What are Idioms?
Idioms are phrases or sayings that aren’t literal. They don’t mean what they exactly say, they just explain something in a different way!
Idioms are never taught, you are just expected to know (which is silly really!)
Children with Special Educational Needs may not understand the use of non-literal sayings. Therefore, explicit explanation and visual representations are the best way of helping children understand quirky phrases.
‘It’s raining cats and dogs’.
This doesn’t mean that there are cats and dogs falling from the sky, it just means that it is raining really hard.
‘He got the sack’.
This isn’t someone getting an actual sack from someone, this means an employee of a company is told that they can’t do their job anymore.
‘You've gotten the wrong end of the stick’.
This has nothing to do with a stick! It just means you misunderstood what someone was saying, or that you took what they were saying in the wrong way.
‘Over the moon’.
You are not literally over the moon, it just means that you're really happy about or with something.
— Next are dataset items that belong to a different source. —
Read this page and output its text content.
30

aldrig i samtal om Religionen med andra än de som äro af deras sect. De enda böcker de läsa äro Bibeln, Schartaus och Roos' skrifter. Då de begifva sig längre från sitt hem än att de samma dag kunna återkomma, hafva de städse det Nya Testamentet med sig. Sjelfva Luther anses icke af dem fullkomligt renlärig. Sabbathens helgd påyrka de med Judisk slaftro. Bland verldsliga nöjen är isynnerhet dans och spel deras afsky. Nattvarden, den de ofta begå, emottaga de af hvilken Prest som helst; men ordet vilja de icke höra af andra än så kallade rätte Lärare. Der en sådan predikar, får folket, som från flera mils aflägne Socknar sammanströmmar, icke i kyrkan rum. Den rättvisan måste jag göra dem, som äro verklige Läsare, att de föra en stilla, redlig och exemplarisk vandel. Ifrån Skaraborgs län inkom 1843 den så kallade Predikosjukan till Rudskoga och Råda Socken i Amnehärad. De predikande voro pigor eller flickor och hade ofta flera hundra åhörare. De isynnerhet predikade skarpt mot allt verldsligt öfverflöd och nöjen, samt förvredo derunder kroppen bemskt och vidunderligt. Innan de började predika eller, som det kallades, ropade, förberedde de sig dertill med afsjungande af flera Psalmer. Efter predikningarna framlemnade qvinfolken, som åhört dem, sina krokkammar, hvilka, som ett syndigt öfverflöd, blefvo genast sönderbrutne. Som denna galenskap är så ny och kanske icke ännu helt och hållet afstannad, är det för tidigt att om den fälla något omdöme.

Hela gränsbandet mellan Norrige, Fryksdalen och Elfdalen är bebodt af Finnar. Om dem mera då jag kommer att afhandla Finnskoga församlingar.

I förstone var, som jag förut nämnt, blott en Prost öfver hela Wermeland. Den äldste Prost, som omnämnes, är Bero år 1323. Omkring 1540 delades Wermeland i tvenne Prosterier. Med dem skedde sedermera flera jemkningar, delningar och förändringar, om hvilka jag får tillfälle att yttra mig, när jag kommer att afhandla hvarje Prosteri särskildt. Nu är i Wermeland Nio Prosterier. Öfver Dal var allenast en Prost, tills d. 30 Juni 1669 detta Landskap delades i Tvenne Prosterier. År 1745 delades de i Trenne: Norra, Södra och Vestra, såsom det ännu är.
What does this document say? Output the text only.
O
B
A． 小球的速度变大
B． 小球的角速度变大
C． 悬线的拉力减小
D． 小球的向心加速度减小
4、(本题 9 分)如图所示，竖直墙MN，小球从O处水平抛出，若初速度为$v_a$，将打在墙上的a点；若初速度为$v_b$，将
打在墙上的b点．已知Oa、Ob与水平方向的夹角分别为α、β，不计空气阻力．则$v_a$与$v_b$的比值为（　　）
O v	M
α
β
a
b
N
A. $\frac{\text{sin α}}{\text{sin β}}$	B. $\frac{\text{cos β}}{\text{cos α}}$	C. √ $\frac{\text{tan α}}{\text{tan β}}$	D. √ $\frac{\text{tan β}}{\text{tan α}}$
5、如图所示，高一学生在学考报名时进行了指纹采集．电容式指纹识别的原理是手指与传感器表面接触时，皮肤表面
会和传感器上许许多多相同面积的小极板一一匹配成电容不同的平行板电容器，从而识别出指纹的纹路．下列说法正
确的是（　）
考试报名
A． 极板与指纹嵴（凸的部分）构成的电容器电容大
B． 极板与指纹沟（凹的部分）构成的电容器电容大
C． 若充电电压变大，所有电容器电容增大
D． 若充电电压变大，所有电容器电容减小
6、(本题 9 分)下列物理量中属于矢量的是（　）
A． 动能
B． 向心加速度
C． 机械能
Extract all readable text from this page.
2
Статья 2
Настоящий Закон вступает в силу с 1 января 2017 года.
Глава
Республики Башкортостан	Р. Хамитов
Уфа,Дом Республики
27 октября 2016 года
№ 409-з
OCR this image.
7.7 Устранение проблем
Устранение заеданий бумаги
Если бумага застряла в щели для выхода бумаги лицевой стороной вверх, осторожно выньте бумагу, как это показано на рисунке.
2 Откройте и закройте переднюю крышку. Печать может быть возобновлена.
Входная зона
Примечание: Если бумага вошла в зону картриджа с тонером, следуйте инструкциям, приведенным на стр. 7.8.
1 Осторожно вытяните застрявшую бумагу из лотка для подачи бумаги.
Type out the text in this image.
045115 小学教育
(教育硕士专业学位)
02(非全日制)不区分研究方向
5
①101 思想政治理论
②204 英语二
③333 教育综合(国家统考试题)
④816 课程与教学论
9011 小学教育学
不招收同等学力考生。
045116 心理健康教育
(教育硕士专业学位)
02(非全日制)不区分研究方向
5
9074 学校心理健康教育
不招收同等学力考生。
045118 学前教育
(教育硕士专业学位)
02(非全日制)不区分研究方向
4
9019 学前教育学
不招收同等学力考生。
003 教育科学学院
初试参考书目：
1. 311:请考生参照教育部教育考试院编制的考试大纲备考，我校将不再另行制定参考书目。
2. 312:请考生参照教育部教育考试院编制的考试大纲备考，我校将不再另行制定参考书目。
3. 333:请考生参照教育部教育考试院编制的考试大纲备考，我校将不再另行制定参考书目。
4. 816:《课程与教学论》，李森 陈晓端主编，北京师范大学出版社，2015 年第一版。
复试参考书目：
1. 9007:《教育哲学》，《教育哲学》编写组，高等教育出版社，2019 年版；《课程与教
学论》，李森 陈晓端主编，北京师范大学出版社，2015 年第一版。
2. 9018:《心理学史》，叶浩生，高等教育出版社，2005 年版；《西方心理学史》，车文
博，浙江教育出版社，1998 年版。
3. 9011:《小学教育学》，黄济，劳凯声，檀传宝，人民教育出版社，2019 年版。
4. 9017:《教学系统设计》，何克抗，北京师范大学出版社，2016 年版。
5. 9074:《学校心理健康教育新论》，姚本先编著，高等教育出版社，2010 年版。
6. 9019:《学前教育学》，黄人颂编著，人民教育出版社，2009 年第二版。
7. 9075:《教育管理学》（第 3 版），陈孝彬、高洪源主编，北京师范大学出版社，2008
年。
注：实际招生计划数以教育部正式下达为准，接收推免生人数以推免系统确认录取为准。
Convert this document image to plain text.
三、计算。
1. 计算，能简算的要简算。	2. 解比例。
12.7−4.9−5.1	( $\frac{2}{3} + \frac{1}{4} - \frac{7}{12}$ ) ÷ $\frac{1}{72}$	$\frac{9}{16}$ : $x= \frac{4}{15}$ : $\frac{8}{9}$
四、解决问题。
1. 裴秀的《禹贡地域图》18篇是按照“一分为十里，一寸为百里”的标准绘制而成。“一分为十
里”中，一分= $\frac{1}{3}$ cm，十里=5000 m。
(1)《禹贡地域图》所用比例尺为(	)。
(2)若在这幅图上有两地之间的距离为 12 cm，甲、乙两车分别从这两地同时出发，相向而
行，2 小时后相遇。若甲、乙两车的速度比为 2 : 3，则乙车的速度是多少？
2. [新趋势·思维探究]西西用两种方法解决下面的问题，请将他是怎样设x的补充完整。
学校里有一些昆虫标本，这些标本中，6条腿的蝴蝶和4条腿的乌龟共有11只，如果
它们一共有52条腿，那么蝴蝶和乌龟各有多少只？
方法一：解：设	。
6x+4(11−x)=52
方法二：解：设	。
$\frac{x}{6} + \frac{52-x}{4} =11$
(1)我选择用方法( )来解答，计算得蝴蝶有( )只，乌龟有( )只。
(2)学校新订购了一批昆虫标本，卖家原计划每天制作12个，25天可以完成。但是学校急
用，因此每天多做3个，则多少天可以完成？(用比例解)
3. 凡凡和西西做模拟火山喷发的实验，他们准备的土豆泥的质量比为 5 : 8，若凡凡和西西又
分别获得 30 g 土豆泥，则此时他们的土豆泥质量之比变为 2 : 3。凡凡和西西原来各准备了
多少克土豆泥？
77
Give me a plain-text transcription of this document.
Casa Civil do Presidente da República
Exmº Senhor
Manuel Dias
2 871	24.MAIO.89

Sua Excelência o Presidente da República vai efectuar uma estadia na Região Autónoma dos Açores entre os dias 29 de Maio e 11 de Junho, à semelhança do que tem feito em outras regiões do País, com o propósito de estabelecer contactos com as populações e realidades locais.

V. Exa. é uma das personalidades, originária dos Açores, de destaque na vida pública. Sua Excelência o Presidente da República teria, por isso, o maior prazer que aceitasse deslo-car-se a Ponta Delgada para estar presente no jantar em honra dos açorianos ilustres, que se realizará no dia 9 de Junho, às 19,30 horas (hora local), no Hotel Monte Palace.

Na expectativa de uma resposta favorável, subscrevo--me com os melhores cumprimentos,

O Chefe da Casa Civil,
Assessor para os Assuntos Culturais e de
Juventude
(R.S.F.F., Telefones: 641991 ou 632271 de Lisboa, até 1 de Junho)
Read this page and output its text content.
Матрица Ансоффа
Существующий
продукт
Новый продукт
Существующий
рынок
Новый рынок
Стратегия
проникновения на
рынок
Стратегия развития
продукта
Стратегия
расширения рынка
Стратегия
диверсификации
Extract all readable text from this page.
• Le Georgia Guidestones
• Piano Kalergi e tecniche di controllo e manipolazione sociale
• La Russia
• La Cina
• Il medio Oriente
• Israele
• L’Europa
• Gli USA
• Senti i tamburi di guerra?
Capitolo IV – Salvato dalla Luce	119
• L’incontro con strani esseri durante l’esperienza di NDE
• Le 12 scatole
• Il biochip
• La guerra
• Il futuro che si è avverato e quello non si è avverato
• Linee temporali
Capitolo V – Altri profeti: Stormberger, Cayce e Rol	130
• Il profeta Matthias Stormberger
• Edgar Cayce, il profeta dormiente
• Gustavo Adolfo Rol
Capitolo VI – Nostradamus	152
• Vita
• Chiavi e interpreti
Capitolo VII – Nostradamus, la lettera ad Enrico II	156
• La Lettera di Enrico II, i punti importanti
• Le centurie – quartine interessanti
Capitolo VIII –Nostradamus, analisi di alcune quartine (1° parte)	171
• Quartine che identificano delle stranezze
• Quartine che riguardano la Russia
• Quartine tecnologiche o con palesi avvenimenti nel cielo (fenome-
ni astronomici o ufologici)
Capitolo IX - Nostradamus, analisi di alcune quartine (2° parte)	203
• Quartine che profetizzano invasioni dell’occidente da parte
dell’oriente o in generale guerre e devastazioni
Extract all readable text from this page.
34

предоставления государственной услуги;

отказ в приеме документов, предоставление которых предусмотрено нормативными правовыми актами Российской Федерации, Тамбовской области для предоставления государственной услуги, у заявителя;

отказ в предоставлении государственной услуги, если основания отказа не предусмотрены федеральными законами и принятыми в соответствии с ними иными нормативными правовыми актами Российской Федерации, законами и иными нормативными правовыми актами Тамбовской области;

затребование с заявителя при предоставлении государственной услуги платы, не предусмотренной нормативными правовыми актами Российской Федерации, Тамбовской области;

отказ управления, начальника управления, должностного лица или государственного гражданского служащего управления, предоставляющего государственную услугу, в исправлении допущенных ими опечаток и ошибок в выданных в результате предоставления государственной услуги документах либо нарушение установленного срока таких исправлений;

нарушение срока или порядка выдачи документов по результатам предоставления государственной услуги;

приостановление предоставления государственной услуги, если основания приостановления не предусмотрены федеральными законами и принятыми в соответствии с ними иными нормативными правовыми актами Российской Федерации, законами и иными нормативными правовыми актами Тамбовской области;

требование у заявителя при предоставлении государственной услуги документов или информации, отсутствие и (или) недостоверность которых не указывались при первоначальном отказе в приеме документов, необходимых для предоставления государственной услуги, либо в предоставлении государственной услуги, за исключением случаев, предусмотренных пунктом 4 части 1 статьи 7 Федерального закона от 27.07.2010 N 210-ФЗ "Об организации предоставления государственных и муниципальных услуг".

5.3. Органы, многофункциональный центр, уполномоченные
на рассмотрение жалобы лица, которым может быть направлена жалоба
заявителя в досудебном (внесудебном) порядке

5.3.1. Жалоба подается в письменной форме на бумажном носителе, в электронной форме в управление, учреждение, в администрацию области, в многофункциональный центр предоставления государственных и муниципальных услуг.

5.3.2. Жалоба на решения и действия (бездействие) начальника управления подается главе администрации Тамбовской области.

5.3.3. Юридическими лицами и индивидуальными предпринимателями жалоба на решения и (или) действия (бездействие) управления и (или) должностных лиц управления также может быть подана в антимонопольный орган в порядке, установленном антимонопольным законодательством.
‘You've hit the nail on the head’.
You don’t have a hammer and there isn’t a nail! This just means that you got something exactly right.
‘A piece of cake’.
Unfortunately, this does not mean that someone is going to give you a slice of cake! This means that it was easy.
‘The best of both worlds’.
Two Worlds? No. This just means that you have the best of both and none of the rubbish.
‘You’re pulling my leg’.
This means that someone is joking with you or mucking around. It doesn’t mean that someone is physically pulling your leg.